How one should know to take the consequences of a joke.



There are a couple of rules one should know before making an offensive joke: 1) There are no rules, and 2) See first rule.

Alright, now that I’ve gotten that overused cliché out of the way – no, really, there are a couple of rules that any person looking to make an amazing zinger should know before proceeding to offend everybody else.

First of all, yes, there are no rules, PROVIDED that you know that you’re responsible for what comes next.

Deep down, everybody loves an offensive joke. (Nothing else would explain tickets to Russell Peters’ recent show selling out in Malaysia on the first day.) No matter how staid and serious most of us claim to be, we all love jokes that should make you rightfully feel like a horrible person.

They’re exactly like the harmless little jokes we make with our friends about being too stupid to read, or being too fat to walk, or being too Chinese to see with your eyes wide open.

What? I’m Chinese. I’m allowed to make that joke.
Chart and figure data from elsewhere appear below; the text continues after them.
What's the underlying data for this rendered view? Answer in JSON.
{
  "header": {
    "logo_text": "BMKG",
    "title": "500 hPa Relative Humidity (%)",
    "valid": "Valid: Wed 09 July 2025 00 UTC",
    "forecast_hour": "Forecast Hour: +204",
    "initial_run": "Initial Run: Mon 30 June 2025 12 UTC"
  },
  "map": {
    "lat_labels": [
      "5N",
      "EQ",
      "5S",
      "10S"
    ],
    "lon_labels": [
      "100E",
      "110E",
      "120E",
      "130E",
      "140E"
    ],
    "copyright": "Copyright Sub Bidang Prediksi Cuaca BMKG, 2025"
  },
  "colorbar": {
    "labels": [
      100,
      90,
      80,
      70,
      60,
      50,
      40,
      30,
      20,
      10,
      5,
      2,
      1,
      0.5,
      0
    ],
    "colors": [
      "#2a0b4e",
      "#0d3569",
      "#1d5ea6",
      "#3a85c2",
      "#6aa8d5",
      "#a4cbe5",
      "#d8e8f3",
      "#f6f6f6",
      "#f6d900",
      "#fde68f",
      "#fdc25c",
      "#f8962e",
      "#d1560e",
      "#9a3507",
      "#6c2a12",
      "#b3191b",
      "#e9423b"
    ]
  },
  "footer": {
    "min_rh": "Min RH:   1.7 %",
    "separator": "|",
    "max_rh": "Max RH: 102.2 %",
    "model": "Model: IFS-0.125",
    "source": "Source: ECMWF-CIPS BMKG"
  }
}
They’re the kind of jokes we enjoy in the privacy of our individual circles, if only because they reveal more about our psyches than we’re comfortable admitting. For example, the jokes you tell could reveal that you’re an incredibly racist person. Or they could say that you’re a bully, or a misogynist, or a religious bigot.

So if, for example, you’re a Muslim school teacher and you’re comfortable telling your non-Muslim students that because it’s Ramadan, they should drink their own urine in the toilet…you shouldn’t be surprised if people call you racist.

Yes, we’re talking about the recent episode where a school teacher in Kedah apparently told the school children that they could drink water only in the toilet, and then made the joke that if they forgot to bring any water, they could drink tap water, or their own urine.

The teacher didn’t mention Ramadan in his brief stand-up routine, but as it is currently Ramadan – and since Kedah Education, Transport and Housing Executive Committee chairman Tajul Urus Mat Zain did confirm that the teacher wanted to ask that non-Muslim pupils respect the Muslim pupils – it’s a pretty safe assumption that Ramadan was what he was talking about.

So don’t be surprised if their parents become outraged. Don’t be surprised if they then proceed to make a complaint with the Kedah Education Director about you setting a bad example, having no respect for non-Muslims, and harbouring racist attitudes.

And don’t be surprised if the Deputy Education Minister himself takes you to task over the matter. You made your bed. Now you can lie in it.

Because making that kind of joke invariably reveals that you’re an extremely insensitive person, who though may have had the best of intentions (in this case, probably not), is okay with letting the minority know just how much your rights trump over theirs.

And you can’t actually make the excuse that children need to be taught how to respect other people’s religions, because very few children, if any, are actually insensitive enough to intentionally take a big sip of water in front of their Muslim friends.

Children are much better people than you apparently give them credit for. If they aren’t, they’ve probably been taught that it’s okay to, and they deserve special attention elsewhere.

But if you’re alright with being the villain in the scenario, go right ahead.